Frotz, aside of being an illuminative magic word, is a portable Z-Machine bytecode interpreter - that is, a program for playing games written by Infocom and later games that were compiled with Inform interactive fiction authoring system. It is capable of interpreting code of all Z-Machine versions (Version 1 to Version 8). It was written by Stefan Jokisch.
Great program for playing Zork and the Legion of its descendants...
It supports just about every feature that ever made to Z-Machine.
Frotz has been ported to wide variety of platforms. Some of these versions (MS-DOS, Windows and Amiga versions) also support graphics, mouse and sound. But these platforms are not the only ones! Naturally, UNIX is supported (regrettably with no graphics support whatsoever), as is BeOS, OS/2, RISC OS and even Apple IIgs. It has also been ported to PalmOS, Windows CE and Psion Series 5.

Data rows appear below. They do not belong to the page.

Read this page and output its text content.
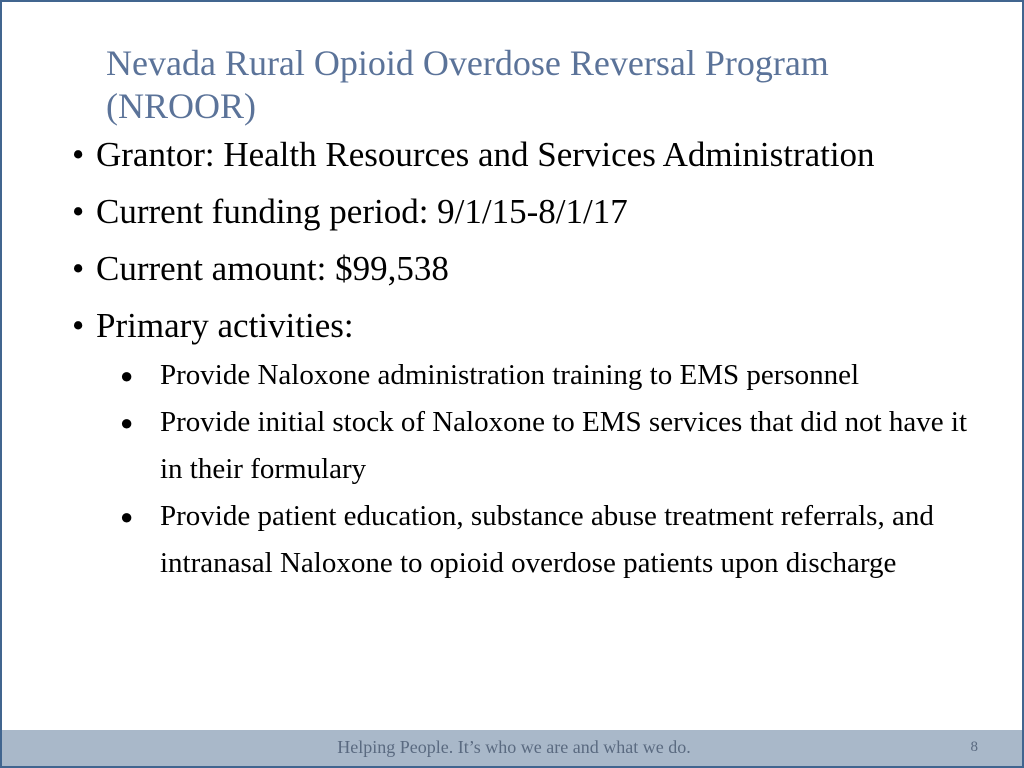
Nevada Rural Opioid Overdose Reversal Program (NROOR)
• Grantor: Health Resources and Services Administration
• Current funding period: 9/1/15-8/1/17
• Current amount: $99,538
• Primary activities:
● Provide Naloxone administration training to EMS personnel
● Provide initial stock of Naloxone to EMS services that did not have it in their formulary
● Provide patient education, substance abuse treatment referrals, and intranasal Naloxone to opioid overdose patients upon discharge
Helping People. It’s who we are and what we do.	8
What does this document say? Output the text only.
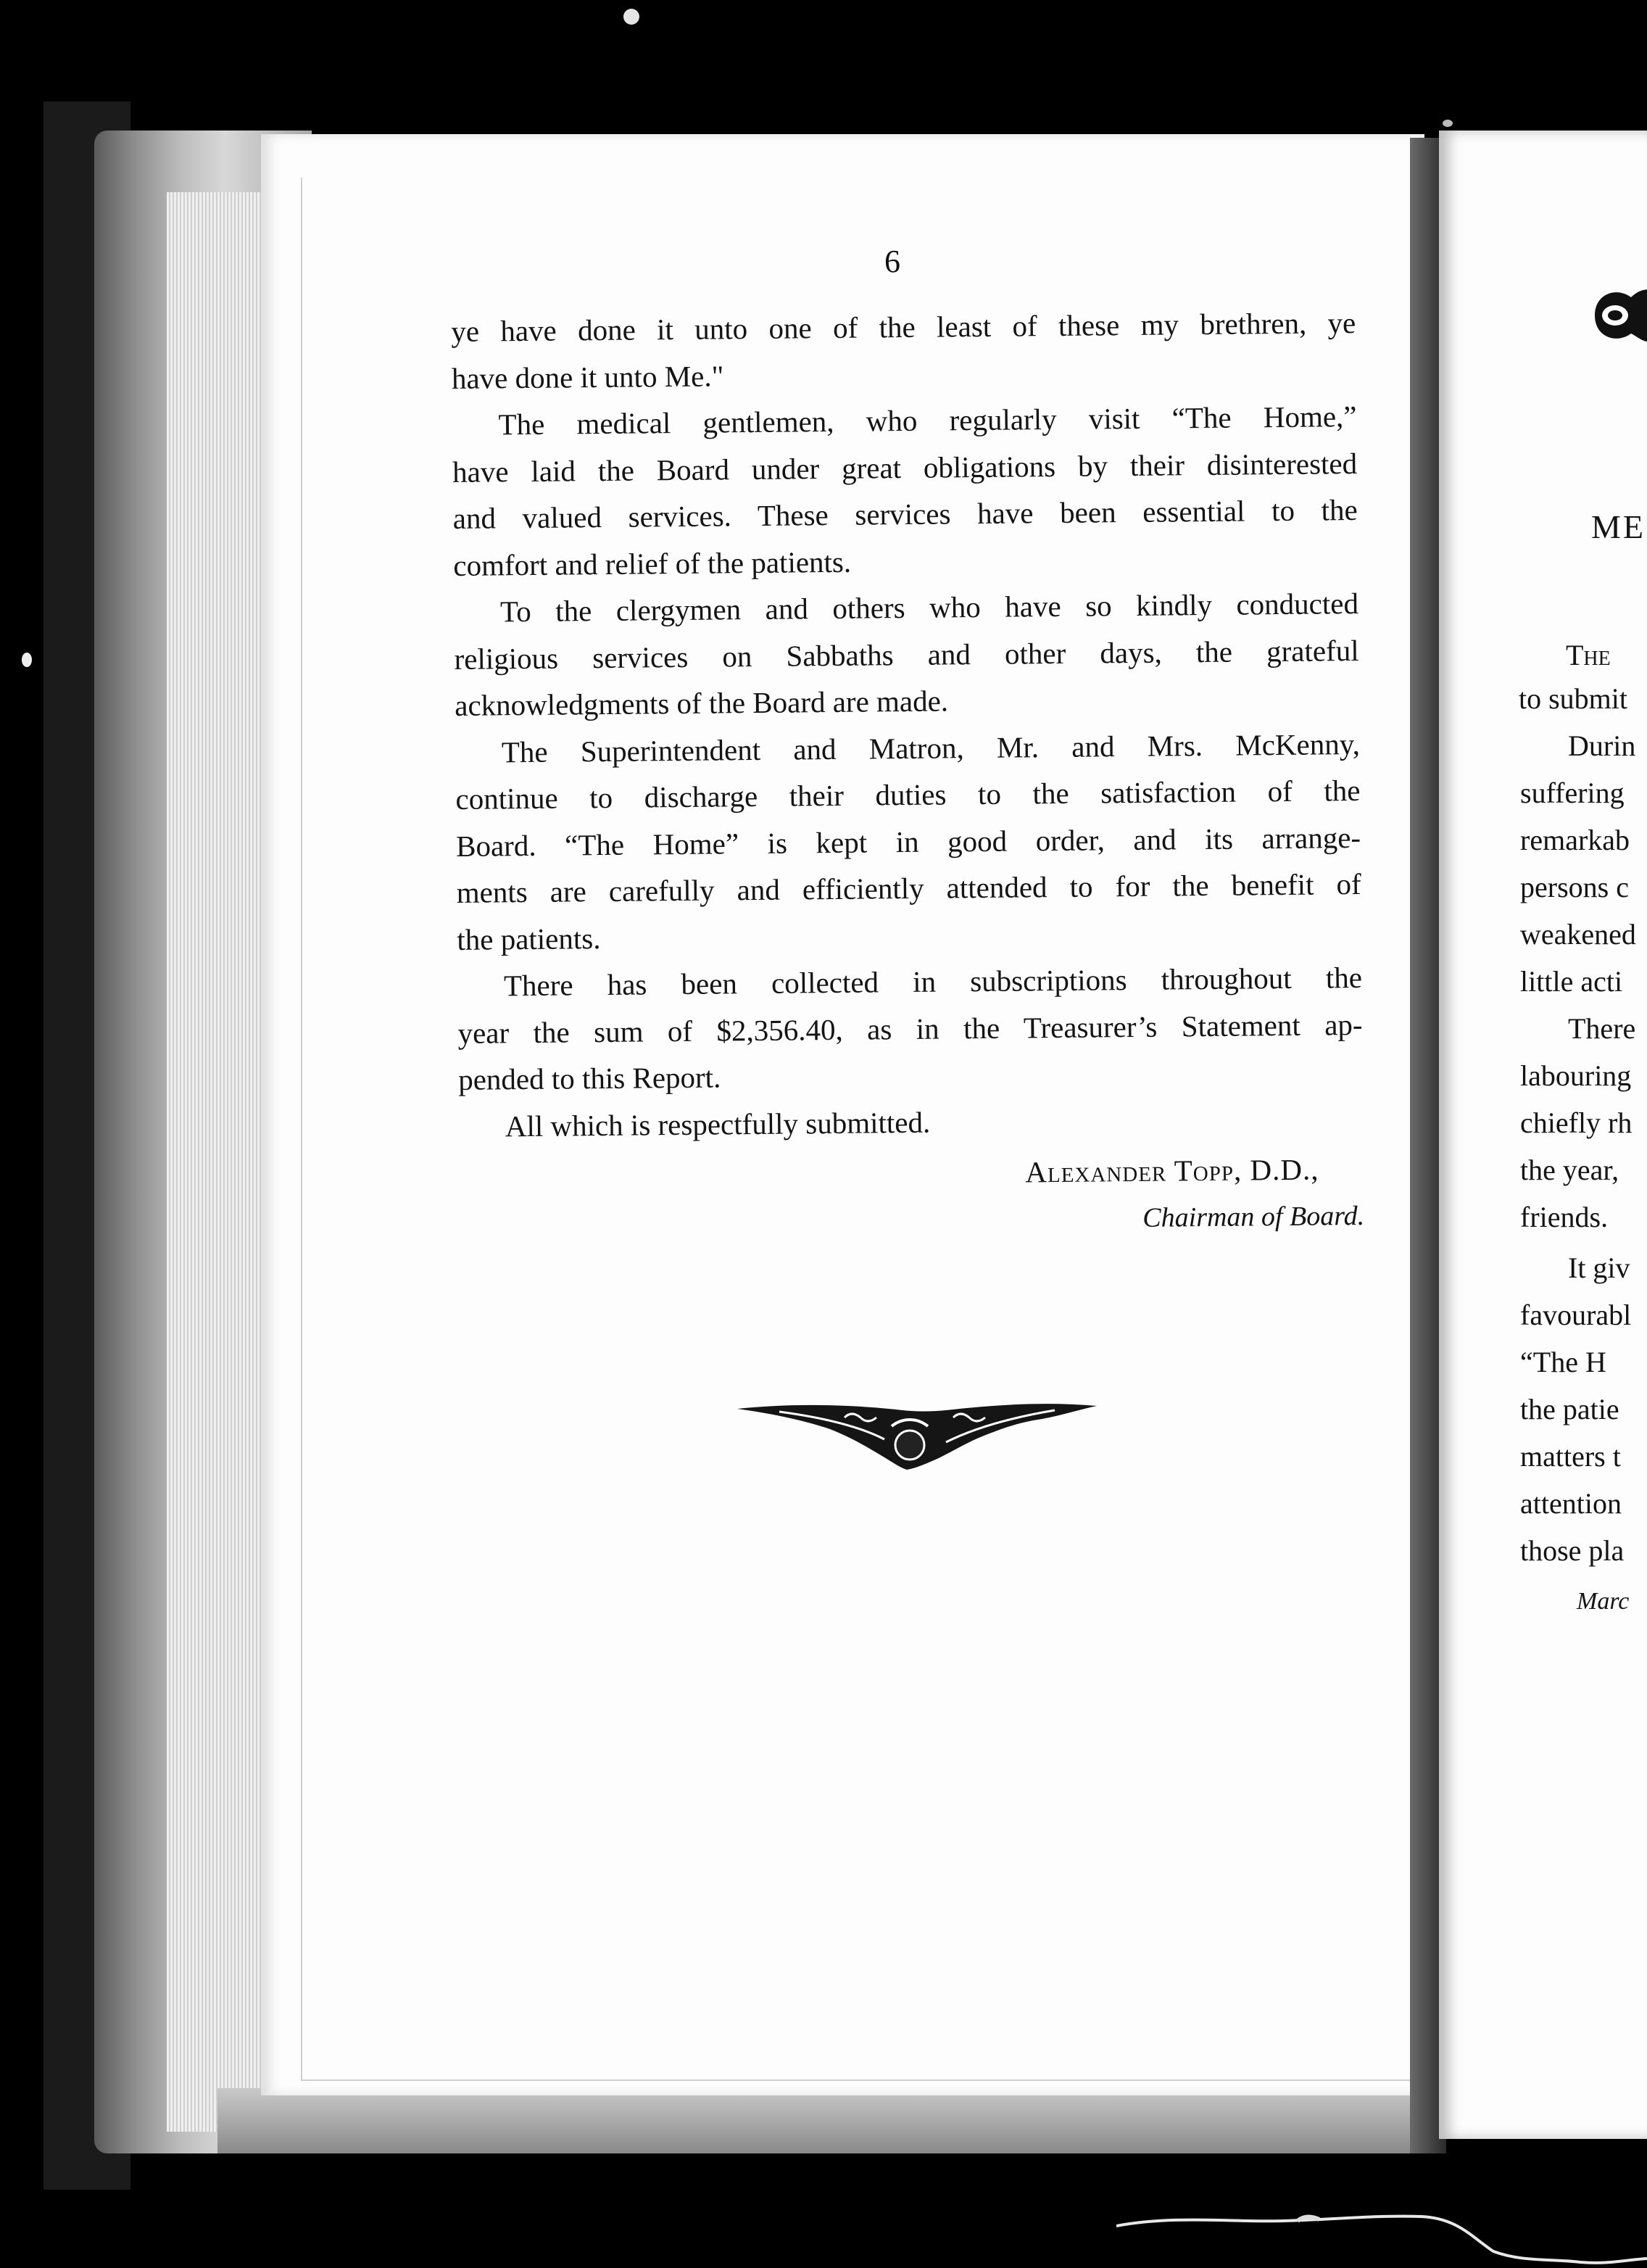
6

ye have done it unto one of the least of these my brethren, ye
have done it unto Me."

The medical gentlemen, who regularly visit “The Home,”
have laid the Board under great obligations by their disinterested
and valued services. These services have been essential to the
comfort and relief of the patients.

To the clergymen and others who have so kindly conducted
religious services on Sabbaths and other days, the grateful
acknowledgments of the Board are made.

The Superintendent and Matron, Mr. and Mrs. McKenny,
continue to discharge their duties to the satisfaction of the
Board. “The Home” is kept in good order, and its arrange-
ments are carefully and efficiently attended to for the benefit of
the patients.

There has been collected in subscriptions throughout the
year the sum of $2,356.40, as in the Treasurer’s Statement ap-
pended to this Report.

All which is respectfully submitted.

Alexander Topp, D.D.,

Chairman of Board.

ME
The
to submit
Durin
suffering
remarkab
persons c
weakened
little acti
There
labouring
chiefly rh
the year,
friends.
It giv
favourabl
“The H
the patie
matters t
attention
those pla
Marc
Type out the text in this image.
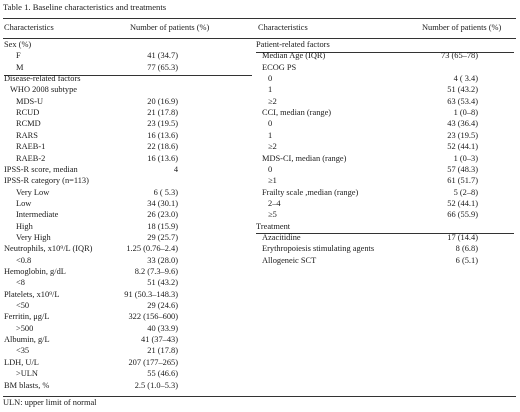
Table 1. Baseline characteristics and treatments
Characteristics	Number of patients (%)	Characteristics	Number of patients (%)
Sex (%)
F	41 (34.7)
M	77 (65.3)
Disease-related factors
WHO 2008 subtype
MDS-U	20 (16.9)
RCUD	21 (17.8)
RCMD	23 (19.5)
RARS	16 (13.6)
RAEB-1	22 (18.6)
RAEB-2	16 (13.6)
IPSS-R score, median	4
IPSS-R category (n=113)
Very Low	6 ( 5.3)
Low	34 (30.1)
Intermediate	26 (23.0)
High	18 (15.9)
Very High	29 (25.7)
Neutrophils, x10⁹/L (IQR)	1.25 (0.76–2.4)
<0.8	33 (28.0)
Hemoglobin, g/dL	8.2 (7.3–9.6)
<8	51 (43.2)
Platelets, x10⁹/L	91 (50.3–148.3)
<50	29 (24.6)
Ferritin, μg/L	322 (156–600)
>500	40 (33.9)
Albumin, g/L	41 (37–43)
<35	21 (17.8)
LDH, U/L	207 (177–265)
>ULN	55 (46.6)
BM blasts, %	2.5 (1.0–5.3)
Patient-related factors
Median Age (IQR)	73 (65–78)
ECOG PS
0	4 ( 3.4)
1	51 (43.2)
≥2	63 (53.4)
CCI, median (range)	1 (0–8)
0	43 (36.4)
1	23 (19.5)
≥2	52 (44.1)
MDS-CI, median (range)	1 (0–3)
0	57 (48.3)
≥1	61 (51.7)
Frailty scale ,median (range)	5 (2–8)
2–4	52 (44.1)
≥5	66 (55.9)
Treatment
Azacitidine	17 (14.4)
Erythropoiesis stimulating agents	8 (6.8)
Allogeneic SCT	6 (5.1)
ULN: upper limit of normal
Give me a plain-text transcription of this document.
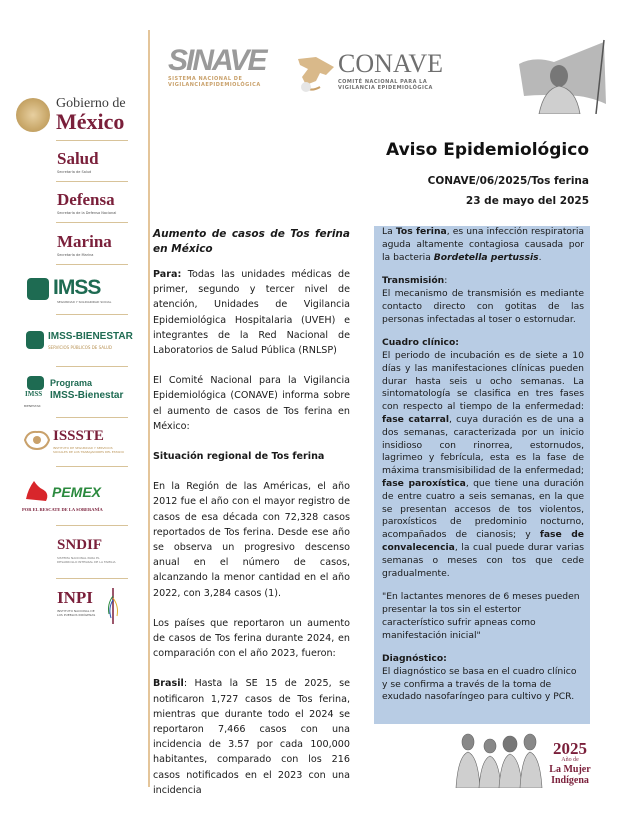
Gobierno de
México
Salud
Secretaría de Salud
Defensa
Secretaría de la Defensa Nacional
Marina
Secretaría de Marina
IMSS
SEGURIDAD Y SOLIDARIDAD SOCIAL
IMSS-BIENESTAR
SERVICIOS PÚBLICOS DE SALUD
IMSS
Programa
IMSS-Bienestar
BIENESTAR
ISSSTE
INSTITUTO DE SEGURIDAD Y SERVICIOS SOCIALES DE LOS TRABAJADORES DEL ESTADO
PEMEX
POR EL RESCATE DE LA SOBERANÍA
SNDIF
SISTEMA NACIONAL PARA EL DESARROLLO INTEGRAL DE LA FAMILIA
INPI
INSTITUTO NACIONAL DE LOS PUEBLOS INDÍGENAS
SINAVE
SISTEMA NACIONAL DE
VIGILANCIAEPIDEMIOLÓGICA
CONAVE
COMITÉ NACIONAL PARA LA
VIGILANCIA EPIDEMIOLÓGICA
Aviso Epidemiológico
CONAVE/06/2025/Tos ferina
23 de mayo del 2025

Aumento de casos de Tos ferina en México

Para: Todas las unidades médicas de primer, segundo y tercer nivel de atención, Unidades de Vigilancia Epidemiológica Hospitalaria (UVEH) e integrantes de la Red Nacional de Laboratorios de Salud Pública (RNLSP)

El Comité Nacional para la Vigilancia Epidemiológica (CONAVE) informa sobre el aumento de casos de Tos ferina en México:

Situación regional de Tos ferina

En la Región de las Américas, el año 2012 fue el año con el mayor registro de casos de esa década con 72,328 casos reportados de Tos ferina. Desde ese año se observa un progresivo descenso anual en el número de casos, alcanzando la menor cantidad en el año 2022, con 3,284 casos (1).

Los países que reportaron un aumento de casos de Tos ferina durante 2024, en comparación con el año 2023, fueron:

Brasil: Hasta la SE 15 de 2025, se notificaron 1,727 casos de Tos ferina, mientras que durante todo el 2024 se reportaron 7,466 casos con una incidencia de 3.57 por cada 100,000 habitantes, comparado con los 216 casos notificados en el 2023 con una incidencia

La Tos ferina, es una infección respiratoria aguda altamente contagiosa causada por la bacteria Bordetella pertussis.

Transmisión:
El mecanismo de transmisión es mediante contacto directo con gotitas de las personas infectadas al toser o estornudar.

Cuadro clínico:
El periodo de incubación es de siete a 10 días y las manifestaciones clínicas pueden durar hasta seis u ocho semanas. La sintomatología se clasifica en tres fases con respecto al tiempo de la enfermedad: fase catarral, cuya duración es de una a dos semanas, caracterizada por un inicio insidioso con rinorrea, estornudos, lagrimeo y febrícula, esta es la fase de máxima transmisibilidad de la enfermedad; fase paroxística, que tiene una duración de entre cuatro a seis semanas, en la que se presentan accesos de tos violentos, paroxísticos de predominio nocturno, acompañados de cianosis; y fase de convalecencia, la cual puede durar varias semanas o meses con tos que cede gradualmente.

"En lactantes menores de 6 meses pueden presentar la tos sin el estertor característico sufrir apneas como manifestación inicial"

Diagnóstico:
El diagnóstico se basa en el cuadro clínico y se confirma a través de la toma de exudado nasofaríngeo para cultivo y PCR.

2025
Año de
La Mujer
Indígena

(I just tried the PalmOS version - it rocks. Now, if only I had a keyboard for my Palm, I could have grues in the pocket any day... Install Frotz, use z2pdb to convert storyfiles to .pdbs, hotsync 'em in - and then just play!)
(Also, if you want to play graphical and semigraphical games, such as Zork Zero or Journey or Beyond Zork or whatever in UNIX, I suggest getting UAE, AM1gA ROMz & OSz wAr3z and playing it in emulator. Works great.)
Source code is available, but the licensing says it should NOT be distributed for profit, so it isn't really "open source". It is just Freeware.